Looking for a car loan might sometimes feel like an endless search. With so many options, it can be difficult to narrow down what the best option is for you.
One major aspect to consider is the APR, and finding a good APR can be the key to finding the right car loan. Having a short loan with the lowest APR you can find typically comes with the bad credit auto loans best financial benefits. You can pay the loan off quickly and accumulate less interest, which will cost you less money overall.
What is APR, anyway?
APR is the Annual Percentage Rate on a loan. It includes the interest rate and any other fees you pay to finance a car each year. The interest rate does not include the fees charged for the loan, but the APR does, making it a measure that encompasses the total cost of borrowing money each year.
When looking at the cost to borrow money, it is key to consider not just the nominal interest rate, but the APR. APR can include closing costs, discounts, broker fees, account fees, etc. This helps you to compare two loans accurately.

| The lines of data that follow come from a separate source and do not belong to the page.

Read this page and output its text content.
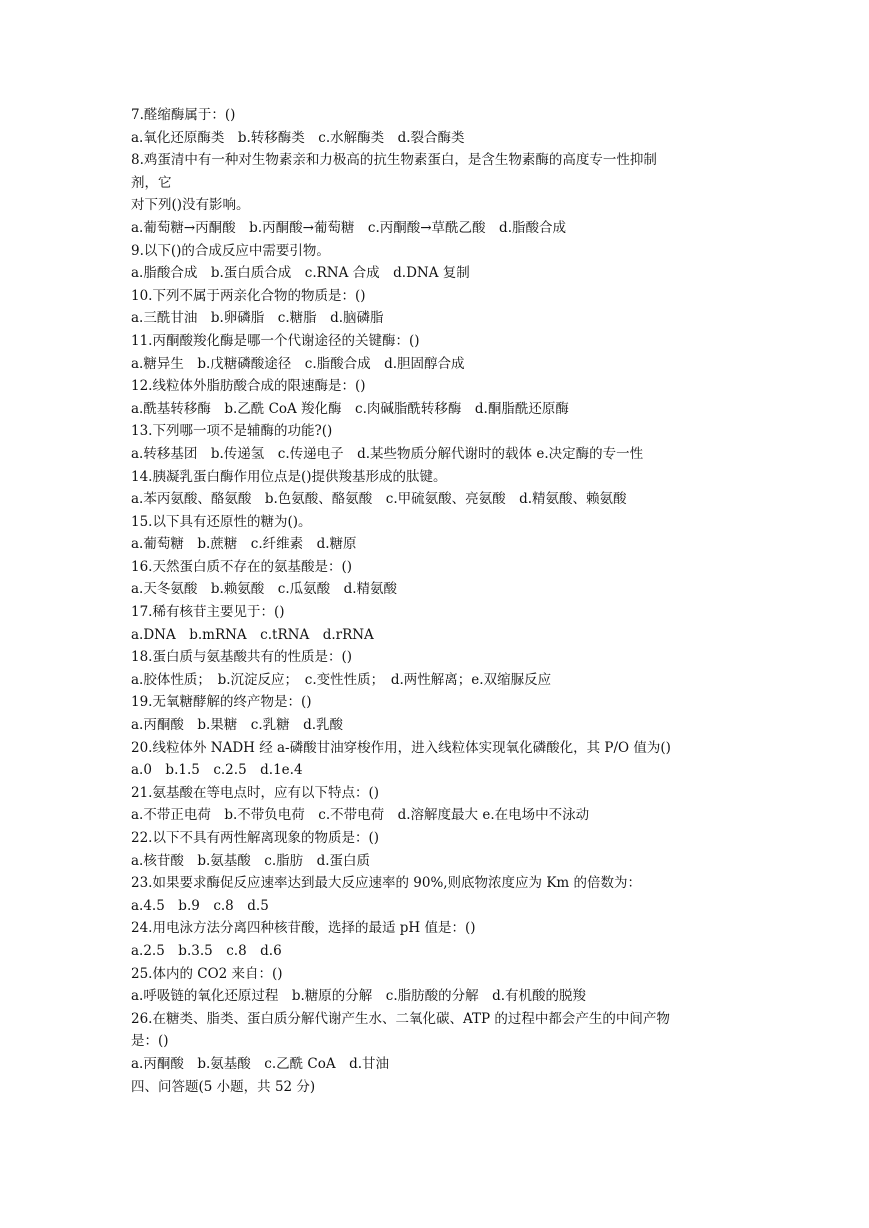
7.醛缩酶属于：()
a.氧化还原酶类　b.转移酶类　c.水解酶类　d.裂合酶类
8.鸡蛋清中有一种对生物素亲和力极高的抗生物素蛋白，是含生物素酶的高度专一性抑制
剂，它
对下列()没有影响。
a.葡萄糖→丙酮酸　b.丙酮酸→葡萄糖　c.丙酮酸→草酰乙酸　d.脂酸合成
9.以下()的合成反应中需要引物。
a.脂酸合成　b.蛋白质合成　c.RNA 合成　d.DNA 复制
10.下列不属于两亲化合物的物质是：()
a.三酰甘油　b.卵磷脂　c.糖脂　d.脑磷脂
11.丙酮酸羧化酶是哪一个代谢途径的关键酶：()
a.糖异生　b.戊糖磷酸途径　c.脂酸合成　d.胆固醇合成
12.线粒体外脂肪酸合成的限速酶是：()
a.酰基转移酶　b.乙酰 CoA 羧化酶　c.肉碱脂酰转移酶　d.酮脂酰还原酶
13.下列哪一项不是辅酶的功能?()
a.转移基团　b.传递氢　c.传递电子　d.某些物质分解代谢时的载体 e.决定酶的专一性
14.胰凝乳蛋白酶作用位点是()提供羧基形成的肽键。
a.苯丙氨酸、酪氨酸　b.色氨酸、酪氨酸　c.甲硫氨酸、亮氨酸　d.精氨酸、赖氨酸
15.以下具有还原性的糖为()。
a.葡萄糖　b.蔗糖　c.纤维素　d.糖原
16.天然蛋白质不存在的氨基酸是：()
a.天冬氨酸　b.赖氨酸　c.瓜氨酸　d.精氨酸
17.稀有核苷主要见于：()
a.DNA　b.mRNA　c.tRNA　d.rRNA
18.蛋白质与氨基酸共有的性质是：()
a.胶体性质；　b.沉淀反应；　c.变性性质；　d.两性解离；e.双缩脲反应
19.无氧糖酵解的终产物是：()
a.丙酮酸　b.果糖　c.乳糖　d.乳酸
20.线粒体外 NADH 经 a-磷酸甘油穿梭作用，进入线粒体实现氧化磷酸化，其 P/O 值为()
a.0　b.1.5　c.2.5　d.1e.4
21.氨基酸在等电点时，应有以下特点：()
a.不带正电荷　b.不带负电荷　c.不带电荷　d.溶解度最大 e.在电场中不泳动
22.以下不具有两性解离现象的物质是：()
a.核苷酸　b.氨基酸　c.脂肪　d.蛋白质
23.如果要求酶促反应速率达到最大反应速率的 90%,则底物浓度应为 Km 的倍数为：
a.4.5　b.9　c.8　d.5
24.用电泳方法分离四种核苷酸，选择的最适 pH 值是：()
a.2.5　b.3.5　c.8　d.6
25.体内的 CO2 来自：()
a.呼吸链的氧化还原过程　b.糖原的分解　c.脂肪酸的分解　d.有机酸的脱羧
26.在糖类、脂类、蛋白质分解代谢产生水、二氧化碳、ATP 的过程中都会产生的中间产物
是：()
a.丙酮酸　b.氨基酸　c.乙酰 CoA　d.甘油
四、问答题(5 小题，共 52 分)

What kind of APR can I get?
The APR that is available to you depends on several factors, but most importantly your credit score. If you have a very high credit score, your interest rates will be lower, thus you will get a lower APR.
If you have a low credit score (think 500), you may only be able to get approved for loans with an interest rate of as high as 15-18%, meaning that the overall APR you can access is much higher.
If you are purchasing a used car, the APR is typically going to be higher than that of a new car. This is because used cars are seen as more of a liability to lenders, with a higher likelihood to have issues that may render the car unusable, resulting in you having to default on the loan. This is something to consider when deciding to purchase a new versus used vehicle with a loan.